XR UK and XR Canada

Some thoughts on watching Roger Hallam’s Youtube video, We’ve Already Won

You can see the original here.

Roger Hallam is a co-founder of Extinction Rebellion (XR) and a prime architect of the design strategy.  I don’t advocate servile following of what another has said. But for those of us in Canada who’ve taken up the torch of Extinction Rebellion, in order to understand whatever XR means, we need to look at what they’ve done that’s worked so well.

Most people will have heard of XR from the April actions in London and the UK. If we want to change their  model or update it, we can. But we might as well do that consciously and intentionally, if only so people who are drawn into  the proto-movement know what we’re about. And of course it helps us know what we’re about too.

Here I want to point to some of what Roger  says about what that strategy is. I’m only taking a slice of what he’s saying here about that strategy. We can use what he puts forward, at the very least as something to make our own.

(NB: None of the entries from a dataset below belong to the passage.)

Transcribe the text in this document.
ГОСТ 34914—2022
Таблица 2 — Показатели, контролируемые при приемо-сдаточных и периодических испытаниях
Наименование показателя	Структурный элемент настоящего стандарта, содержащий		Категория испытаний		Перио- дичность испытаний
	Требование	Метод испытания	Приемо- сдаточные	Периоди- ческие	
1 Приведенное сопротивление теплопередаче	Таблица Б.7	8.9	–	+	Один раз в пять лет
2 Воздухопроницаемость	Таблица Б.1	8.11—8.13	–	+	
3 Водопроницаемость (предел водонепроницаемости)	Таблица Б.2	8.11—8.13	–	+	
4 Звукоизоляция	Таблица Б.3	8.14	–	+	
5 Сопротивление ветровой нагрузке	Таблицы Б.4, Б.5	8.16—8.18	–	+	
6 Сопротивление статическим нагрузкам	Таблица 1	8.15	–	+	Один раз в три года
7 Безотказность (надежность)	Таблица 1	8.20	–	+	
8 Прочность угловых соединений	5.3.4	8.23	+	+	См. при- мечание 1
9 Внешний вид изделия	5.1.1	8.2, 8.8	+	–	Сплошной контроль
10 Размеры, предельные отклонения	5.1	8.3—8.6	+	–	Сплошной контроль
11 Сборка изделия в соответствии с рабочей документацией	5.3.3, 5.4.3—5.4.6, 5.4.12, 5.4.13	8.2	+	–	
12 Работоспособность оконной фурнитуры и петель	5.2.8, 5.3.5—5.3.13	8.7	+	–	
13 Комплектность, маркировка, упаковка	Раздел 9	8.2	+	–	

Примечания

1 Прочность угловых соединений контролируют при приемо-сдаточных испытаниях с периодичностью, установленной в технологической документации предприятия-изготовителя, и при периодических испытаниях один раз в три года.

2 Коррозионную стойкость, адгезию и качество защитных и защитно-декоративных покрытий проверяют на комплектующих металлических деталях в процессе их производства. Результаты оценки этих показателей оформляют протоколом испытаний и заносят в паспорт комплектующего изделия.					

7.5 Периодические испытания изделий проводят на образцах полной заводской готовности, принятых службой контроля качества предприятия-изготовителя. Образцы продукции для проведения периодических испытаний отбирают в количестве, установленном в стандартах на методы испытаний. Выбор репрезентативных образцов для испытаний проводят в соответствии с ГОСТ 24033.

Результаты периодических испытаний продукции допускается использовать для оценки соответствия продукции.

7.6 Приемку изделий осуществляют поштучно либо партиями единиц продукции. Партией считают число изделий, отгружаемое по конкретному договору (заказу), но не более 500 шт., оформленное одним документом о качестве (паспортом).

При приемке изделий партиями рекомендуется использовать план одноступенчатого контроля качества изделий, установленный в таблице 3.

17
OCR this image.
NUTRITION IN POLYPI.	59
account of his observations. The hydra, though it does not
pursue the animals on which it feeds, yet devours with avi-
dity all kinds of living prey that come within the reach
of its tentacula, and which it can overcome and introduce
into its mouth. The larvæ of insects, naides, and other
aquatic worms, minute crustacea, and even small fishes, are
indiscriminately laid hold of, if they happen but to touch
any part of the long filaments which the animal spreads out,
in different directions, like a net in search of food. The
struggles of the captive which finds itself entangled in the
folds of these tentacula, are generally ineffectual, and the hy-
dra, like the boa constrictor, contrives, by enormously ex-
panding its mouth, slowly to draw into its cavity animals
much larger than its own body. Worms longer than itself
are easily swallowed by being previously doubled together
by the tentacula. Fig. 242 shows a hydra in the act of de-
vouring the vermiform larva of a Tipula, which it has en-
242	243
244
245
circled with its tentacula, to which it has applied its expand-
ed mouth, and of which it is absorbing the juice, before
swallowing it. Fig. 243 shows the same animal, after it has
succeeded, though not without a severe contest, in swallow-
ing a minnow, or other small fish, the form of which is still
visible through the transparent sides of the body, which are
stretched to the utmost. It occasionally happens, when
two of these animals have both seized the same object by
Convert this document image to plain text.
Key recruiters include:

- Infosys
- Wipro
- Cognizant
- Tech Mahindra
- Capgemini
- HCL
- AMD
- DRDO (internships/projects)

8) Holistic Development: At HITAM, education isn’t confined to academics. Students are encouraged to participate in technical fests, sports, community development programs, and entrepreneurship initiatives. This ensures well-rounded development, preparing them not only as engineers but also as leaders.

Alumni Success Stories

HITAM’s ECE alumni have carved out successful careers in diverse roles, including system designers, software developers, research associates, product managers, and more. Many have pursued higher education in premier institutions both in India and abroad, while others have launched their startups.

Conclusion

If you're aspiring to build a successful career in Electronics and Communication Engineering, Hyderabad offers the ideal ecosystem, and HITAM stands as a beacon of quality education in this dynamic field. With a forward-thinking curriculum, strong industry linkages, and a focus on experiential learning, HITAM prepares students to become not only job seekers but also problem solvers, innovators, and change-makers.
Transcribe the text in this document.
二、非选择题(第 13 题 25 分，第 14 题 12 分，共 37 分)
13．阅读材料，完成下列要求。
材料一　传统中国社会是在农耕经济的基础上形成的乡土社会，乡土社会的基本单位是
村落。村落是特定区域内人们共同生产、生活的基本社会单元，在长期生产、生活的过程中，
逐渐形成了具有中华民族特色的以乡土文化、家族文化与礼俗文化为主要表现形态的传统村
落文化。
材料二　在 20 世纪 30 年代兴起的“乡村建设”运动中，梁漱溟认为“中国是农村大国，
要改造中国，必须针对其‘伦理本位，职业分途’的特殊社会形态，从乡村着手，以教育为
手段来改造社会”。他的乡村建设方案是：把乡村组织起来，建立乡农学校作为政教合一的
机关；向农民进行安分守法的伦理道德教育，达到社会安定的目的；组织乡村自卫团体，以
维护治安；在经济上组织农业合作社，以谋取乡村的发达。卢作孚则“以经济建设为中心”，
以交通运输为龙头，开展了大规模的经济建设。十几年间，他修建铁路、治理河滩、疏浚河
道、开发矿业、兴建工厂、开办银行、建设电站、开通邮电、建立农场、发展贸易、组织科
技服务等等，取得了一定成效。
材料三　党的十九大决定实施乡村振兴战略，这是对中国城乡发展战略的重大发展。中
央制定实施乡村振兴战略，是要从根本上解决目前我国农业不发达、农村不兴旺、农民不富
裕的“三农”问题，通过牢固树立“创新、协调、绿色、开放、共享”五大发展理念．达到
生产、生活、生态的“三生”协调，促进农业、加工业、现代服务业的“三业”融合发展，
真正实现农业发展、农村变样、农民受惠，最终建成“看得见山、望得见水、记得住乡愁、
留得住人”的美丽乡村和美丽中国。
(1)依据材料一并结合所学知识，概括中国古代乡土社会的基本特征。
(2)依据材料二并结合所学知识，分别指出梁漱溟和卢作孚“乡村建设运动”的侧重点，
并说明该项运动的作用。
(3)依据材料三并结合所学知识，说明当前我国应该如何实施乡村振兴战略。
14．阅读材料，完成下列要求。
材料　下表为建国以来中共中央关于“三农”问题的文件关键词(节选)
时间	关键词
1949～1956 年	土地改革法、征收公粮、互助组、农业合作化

I’ve not found it easy to find ways to talk widely about the national, provincial or local strategy and how it might differ or be the same as the UKs. Please feel free to point me to factors I’m missing. I have much less involvement than many on the XR-Canada Mattermost site and I’m not a member of the steering committee of my local group, in Ottawa. Nonetheless a few things jump out at me for reflection.

I see XR in the UK as having a clear focus on the three demands.  

  1. Tell the truth
  2. Reduce carbon to net zero by 2015
  3. Create  a Citizen’s Assembly, chosen by lot, that has power to oversee changes.

Roger celebrates being as ambitious as you can and then multiplying it by five. Fortune favours the brave.

He says to go for creating a crisis by escalating actions that involve mass citizen arrests. Crucially the strategy to engage citizens is to focus on climate change and survival. The reason is that everyone can relate to survival. It is not a partisan issue. All other issues that are not related to climate change survival are secondary. If we’re not on a survival track, they won’t matter. People will not unite around secondary issues. Roger uses an example that people won’t unite around wearing red hats. As one Canadian example, there’s a push in some XR groups to make the struggle against policies of Ontario premier, Rob Ford, an XR initiative. Yet clearly many people voted for him and support the spirit of his policies. XR alienates them when it goes after Ford instead of the three demands. It alienates another group with each partisan issue.

Rob Ford is only one of many concerns that distract us from the focus we need to win. However much or most of XR’s energy is devoted to these secondary issues. The three demands are seldom the focus.

The practical application of this strategy is to ramp up and go for the three demands first. Roger seems to suggest going for the biggest demand possible and, when compromises must be struck before we’re  all the way there, take a secondary gain that is on the way. This will be seen as a win. But even here, if I understand him correctly the  secondary  gains are steps to the primary  ones (a partial carbon commitment, for example), not tangential to it, which I think is the case with Rob Ford.

In my view, XR Canada hasn’t made the primary decision to focus on the primary demands but are instead focusing on numerous secondary issues. Participants and non-participants alike are divided in their sense of what we are doing.

The lack of clarity on what comes first sets XR-Canada up for failure. The rally cry to unite around clear XR demands is quickly followed by a chorus recommending numerous other worthy actions. It’s very understandable  that we should think this way. It’s hard to make room for the radicality of our situation and what needs to happen now. We have strong loyalties to existing struggles and it’s natural  to want to bring them along. To use the loyalty language (and loyalty is a primary determinant of how people choose), the XR-UK strategy calls for us be loyal to our  need to survive and to put that first.

A second main challenge is closely related to the first and is again related to loyalty. How do we work together in a vast nation like ours? How do we work together when a national action (in the view of XR-UK) has to centre around the capital city, yet people in the regions don’t yet trust each other or the people in Ottawa for the simple reason they don’t know them? This very human problem – our ability to get to know and trust each other and the collective intelligence that we build together – will likely be decisive.  Hallam points out that the subversive value of human contact is not politically insignificant.

While he wasn’t speaking only of the connectivity between activists, it may well be that success will come as a side-effect of the human connectivity  we build. I don’t think it can come without it.